Site Reliability Engineer
- Pune, Maharashtra
- Permanent
- Full-time
- Design, implement, and maintain highly available and fault-tolerant systems in a financial environment.
- Define and monitor Service Level Indicators (SLIs), Service Level Objectives (SLOs), and Service Level Agreements (SLAs) to ensure system reliability and customer satisfaction.
- Passionately identify, measure, and reduce TOIL, with a proactive approach to eliminating repetitive manual tasks through automation.

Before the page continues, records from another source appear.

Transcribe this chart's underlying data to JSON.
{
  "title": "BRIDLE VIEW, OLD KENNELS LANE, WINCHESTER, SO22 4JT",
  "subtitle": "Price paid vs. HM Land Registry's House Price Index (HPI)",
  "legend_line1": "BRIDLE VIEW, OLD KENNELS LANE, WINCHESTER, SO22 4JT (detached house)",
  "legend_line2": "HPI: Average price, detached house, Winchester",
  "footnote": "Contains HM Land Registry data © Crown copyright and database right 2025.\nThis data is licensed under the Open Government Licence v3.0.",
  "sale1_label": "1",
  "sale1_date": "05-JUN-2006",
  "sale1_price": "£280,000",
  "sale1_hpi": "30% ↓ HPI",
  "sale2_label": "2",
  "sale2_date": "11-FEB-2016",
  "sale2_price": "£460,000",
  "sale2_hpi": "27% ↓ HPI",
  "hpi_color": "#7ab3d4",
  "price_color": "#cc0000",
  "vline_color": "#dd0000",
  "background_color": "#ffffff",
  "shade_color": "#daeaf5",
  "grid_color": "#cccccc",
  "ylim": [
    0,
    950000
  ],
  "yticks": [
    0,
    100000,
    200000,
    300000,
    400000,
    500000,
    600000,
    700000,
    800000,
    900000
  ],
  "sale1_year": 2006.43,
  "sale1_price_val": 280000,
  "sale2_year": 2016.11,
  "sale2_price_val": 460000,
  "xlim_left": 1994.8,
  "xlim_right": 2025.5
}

- Lead incident response, post-mortems, and root cause analysis for production issues.
- Collaborate with development teams to embed reliability into the software development lifecycle.
- Integrate with observability platforms (e.g., Prometheus, Grafana, ELK, Datadog) to ensure end-to-end visibility of systems and services.
We value transparency, shared responsibility, and continuous learning. You'll work alongside talented engineers who are passionate about building reliable systems and solving complex problems.Your expertise
- Proven expertise in Site Reliability Engineering, with a background in software engineering, infrastructure, or operations.
- Hands-on experience with cloud platforms (e.g. Azure), operating systems (e.g. Linux RHEL7+ ), and networking fundamentals.
- Solid understanding of networking and storage technologies (e.g. NFS, SAN, NAS).
- Strong working knowledge of authentication and naming services (e.g. DNS, LDAP, Kerberos, Centrify).
- Proficiency in scripting and automation (e.g., Python, Go, Bash).
- Practical experience with infrastructure as code tools (e.g., Terraform, Ansible).
- Demonstrated ability to define and manage SLIs, SLOs, SLAs, and to systematically reduce TOIL.
- Ability to integrate with observability platforms to ensure system visibility.
- A metrics- and automation-driven mindset, with a strong focus on measurable reliability.
- Calm under pressure, especially during incidents and outages, with a structured approach to incident response and post-mortems.
- Strong collaboration and communication skills, with the ability to work across engineering and business teams.
- A proactive, ownership-driven attitude, always seeking opportunities to improve systems and processes.
- Experience with chaos engineering, resilience testing, or disaster recovery planning.
- Familiarity with financial transaction systems, real-time data pipelines, or core banking platforms.
- An understanding of CI/CD pipelines, containerization (AKS), and orchestration (Kubernetes).